A woman looking out a public transport bus.

Commute gets cheaper, for now

At a time when runaway inflation dents home budgets, some of the urban commuters in Norway received a reprieve in terms of cheaper public transport. Oslo has temporarily slashed the public transport ticket rates by 40%.

The reduction on the monthly pass in the national capital region, for about a month from August 21 to September 15, is attributed to unspent budgetary funds. However, opposition parties were quick to denounce the move as a gimmick ahead of the local elections on September 11.

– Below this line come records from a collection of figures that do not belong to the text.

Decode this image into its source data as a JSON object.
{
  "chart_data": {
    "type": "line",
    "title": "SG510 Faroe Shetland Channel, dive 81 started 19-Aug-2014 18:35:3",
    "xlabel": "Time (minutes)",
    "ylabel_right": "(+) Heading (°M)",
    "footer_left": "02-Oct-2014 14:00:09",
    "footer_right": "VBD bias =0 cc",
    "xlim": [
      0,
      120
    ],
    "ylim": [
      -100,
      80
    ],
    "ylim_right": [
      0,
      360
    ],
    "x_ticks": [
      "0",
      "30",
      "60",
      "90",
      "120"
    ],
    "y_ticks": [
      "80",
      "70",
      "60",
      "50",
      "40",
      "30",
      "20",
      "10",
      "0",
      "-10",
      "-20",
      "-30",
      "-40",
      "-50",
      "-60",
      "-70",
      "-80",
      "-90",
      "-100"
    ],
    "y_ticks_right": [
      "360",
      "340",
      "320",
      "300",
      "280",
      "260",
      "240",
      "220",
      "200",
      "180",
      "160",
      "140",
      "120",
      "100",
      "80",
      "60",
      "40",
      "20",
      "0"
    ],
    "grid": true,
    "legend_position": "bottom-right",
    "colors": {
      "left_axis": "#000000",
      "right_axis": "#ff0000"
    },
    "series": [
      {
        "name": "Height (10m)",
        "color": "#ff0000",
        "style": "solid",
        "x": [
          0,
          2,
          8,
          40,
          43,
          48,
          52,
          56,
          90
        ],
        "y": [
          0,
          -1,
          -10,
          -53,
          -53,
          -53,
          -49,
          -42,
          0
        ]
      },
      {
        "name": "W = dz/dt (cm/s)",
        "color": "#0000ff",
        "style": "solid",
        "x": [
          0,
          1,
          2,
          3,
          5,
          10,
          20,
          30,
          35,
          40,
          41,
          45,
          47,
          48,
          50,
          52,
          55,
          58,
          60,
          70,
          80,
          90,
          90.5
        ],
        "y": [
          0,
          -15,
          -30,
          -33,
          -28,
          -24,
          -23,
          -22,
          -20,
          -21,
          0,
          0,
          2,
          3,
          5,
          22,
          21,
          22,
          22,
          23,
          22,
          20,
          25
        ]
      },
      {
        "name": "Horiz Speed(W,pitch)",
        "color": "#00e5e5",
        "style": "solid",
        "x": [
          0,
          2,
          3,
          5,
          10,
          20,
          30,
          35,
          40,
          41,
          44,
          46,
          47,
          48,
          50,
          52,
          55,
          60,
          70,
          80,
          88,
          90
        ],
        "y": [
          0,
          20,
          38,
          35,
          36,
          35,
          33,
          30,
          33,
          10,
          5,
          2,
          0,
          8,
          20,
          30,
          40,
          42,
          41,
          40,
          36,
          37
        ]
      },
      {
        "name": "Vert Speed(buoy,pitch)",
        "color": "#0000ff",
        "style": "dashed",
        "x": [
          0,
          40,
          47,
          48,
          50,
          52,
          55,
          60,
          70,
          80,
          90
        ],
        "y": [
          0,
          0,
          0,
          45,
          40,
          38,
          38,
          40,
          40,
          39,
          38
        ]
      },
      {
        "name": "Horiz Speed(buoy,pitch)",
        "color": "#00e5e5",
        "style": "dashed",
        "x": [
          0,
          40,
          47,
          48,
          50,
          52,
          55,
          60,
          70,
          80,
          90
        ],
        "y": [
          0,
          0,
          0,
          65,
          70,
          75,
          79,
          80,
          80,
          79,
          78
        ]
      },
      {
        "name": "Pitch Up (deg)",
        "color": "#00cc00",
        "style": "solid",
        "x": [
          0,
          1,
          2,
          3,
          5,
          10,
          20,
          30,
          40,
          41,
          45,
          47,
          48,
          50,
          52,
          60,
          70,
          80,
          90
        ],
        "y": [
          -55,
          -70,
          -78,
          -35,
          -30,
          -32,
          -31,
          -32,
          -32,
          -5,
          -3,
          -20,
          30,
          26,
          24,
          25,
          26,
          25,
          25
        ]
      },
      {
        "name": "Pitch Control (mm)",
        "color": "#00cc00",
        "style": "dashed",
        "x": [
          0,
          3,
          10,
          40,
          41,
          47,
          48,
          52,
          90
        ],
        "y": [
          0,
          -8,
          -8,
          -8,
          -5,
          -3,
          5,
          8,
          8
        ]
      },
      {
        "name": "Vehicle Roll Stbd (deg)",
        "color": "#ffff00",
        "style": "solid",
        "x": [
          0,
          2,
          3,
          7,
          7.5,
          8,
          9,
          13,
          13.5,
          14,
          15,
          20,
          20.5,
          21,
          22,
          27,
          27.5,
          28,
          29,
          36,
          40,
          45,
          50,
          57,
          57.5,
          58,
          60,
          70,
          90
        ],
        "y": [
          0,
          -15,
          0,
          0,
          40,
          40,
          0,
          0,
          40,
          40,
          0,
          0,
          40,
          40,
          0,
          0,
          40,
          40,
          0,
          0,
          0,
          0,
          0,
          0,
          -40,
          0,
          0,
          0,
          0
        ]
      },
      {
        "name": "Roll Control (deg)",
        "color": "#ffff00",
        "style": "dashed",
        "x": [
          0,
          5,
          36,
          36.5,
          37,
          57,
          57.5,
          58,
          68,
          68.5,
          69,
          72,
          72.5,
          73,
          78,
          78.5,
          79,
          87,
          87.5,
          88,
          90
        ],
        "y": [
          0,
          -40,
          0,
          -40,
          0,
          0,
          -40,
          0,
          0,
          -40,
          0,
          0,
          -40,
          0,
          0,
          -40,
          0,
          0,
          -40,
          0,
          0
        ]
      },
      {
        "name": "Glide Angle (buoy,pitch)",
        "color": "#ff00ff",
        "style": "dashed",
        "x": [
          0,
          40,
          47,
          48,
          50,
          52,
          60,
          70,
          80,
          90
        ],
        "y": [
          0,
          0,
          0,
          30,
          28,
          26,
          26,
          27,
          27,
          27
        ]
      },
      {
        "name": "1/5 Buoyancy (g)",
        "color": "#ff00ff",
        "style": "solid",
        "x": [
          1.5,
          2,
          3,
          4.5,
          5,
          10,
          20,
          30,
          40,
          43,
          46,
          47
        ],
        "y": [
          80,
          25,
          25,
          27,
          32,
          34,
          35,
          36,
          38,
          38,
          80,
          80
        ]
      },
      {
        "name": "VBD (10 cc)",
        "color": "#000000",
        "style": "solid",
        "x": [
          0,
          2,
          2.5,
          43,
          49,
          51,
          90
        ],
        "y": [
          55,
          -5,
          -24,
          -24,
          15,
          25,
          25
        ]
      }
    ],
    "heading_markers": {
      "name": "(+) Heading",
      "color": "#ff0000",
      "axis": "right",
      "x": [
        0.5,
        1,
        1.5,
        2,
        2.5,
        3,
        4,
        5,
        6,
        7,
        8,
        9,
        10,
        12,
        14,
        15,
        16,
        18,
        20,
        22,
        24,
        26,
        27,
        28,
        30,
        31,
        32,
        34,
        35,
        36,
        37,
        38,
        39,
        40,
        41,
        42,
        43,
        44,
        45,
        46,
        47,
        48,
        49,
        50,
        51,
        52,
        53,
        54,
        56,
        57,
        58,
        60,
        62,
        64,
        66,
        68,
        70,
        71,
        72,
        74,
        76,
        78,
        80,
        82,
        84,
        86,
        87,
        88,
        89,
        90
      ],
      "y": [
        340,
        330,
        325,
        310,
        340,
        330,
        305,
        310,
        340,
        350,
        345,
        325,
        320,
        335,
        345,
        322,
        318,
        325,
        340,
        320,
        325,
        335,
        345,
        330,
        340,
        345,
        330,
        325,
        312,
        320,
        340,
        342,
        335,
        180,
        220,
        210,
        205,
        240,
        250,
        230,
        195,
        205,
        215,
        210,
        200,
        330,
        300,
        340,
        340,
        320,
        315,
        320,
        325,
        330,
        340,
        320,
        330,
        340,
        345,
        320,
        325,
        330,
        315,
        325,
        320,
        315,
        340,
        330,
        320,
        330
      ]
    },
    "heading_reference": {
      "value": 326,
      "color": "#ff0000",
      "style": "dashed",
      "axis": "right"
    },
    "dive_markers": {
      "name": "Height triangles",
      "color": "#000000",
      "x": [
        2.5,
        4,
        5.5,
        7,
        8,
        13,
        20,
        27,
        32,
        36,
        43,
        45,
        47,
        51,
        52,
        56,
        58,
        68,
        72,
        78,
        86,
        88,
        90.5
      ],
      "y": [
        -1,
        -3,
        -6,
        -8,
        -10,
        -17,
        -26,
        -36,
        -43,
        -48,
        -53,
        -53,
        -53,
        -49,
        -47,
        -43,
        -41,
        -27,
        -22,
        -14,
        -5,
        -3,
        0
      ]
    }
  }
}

The local council, steered by a coalition of Labour, Socialist Left and Green parties, had also cut ticket rates for a month towards the end of 2022 as part of its strategy to encourage more people to use public transport. The current cut, however, assumed political color because it coincides with a crucial election season. The Conservatives and Liberals accused the ruling parties of surreptitiously using municipal funds for their election campaign.

The left-of-center parties, including the Reds, are already highlighting free or cheaper public transport facilities as an achievement, primarily citing a bold move by the third-largest city to fully fund public transport since July last year. Stavanger has promised free public transport until 2024, but the decision might hinge on the outcome of the municipal election.

Elections or not, free transport comes as a relief for the residents. Norway’s consumer price index for July was 5.4% higher than the same period last year, largely driven by food and non-alcoholic beverages, furnishings and household equipment, as well as recreation and culture. The index for the transport sector was up 4.3%.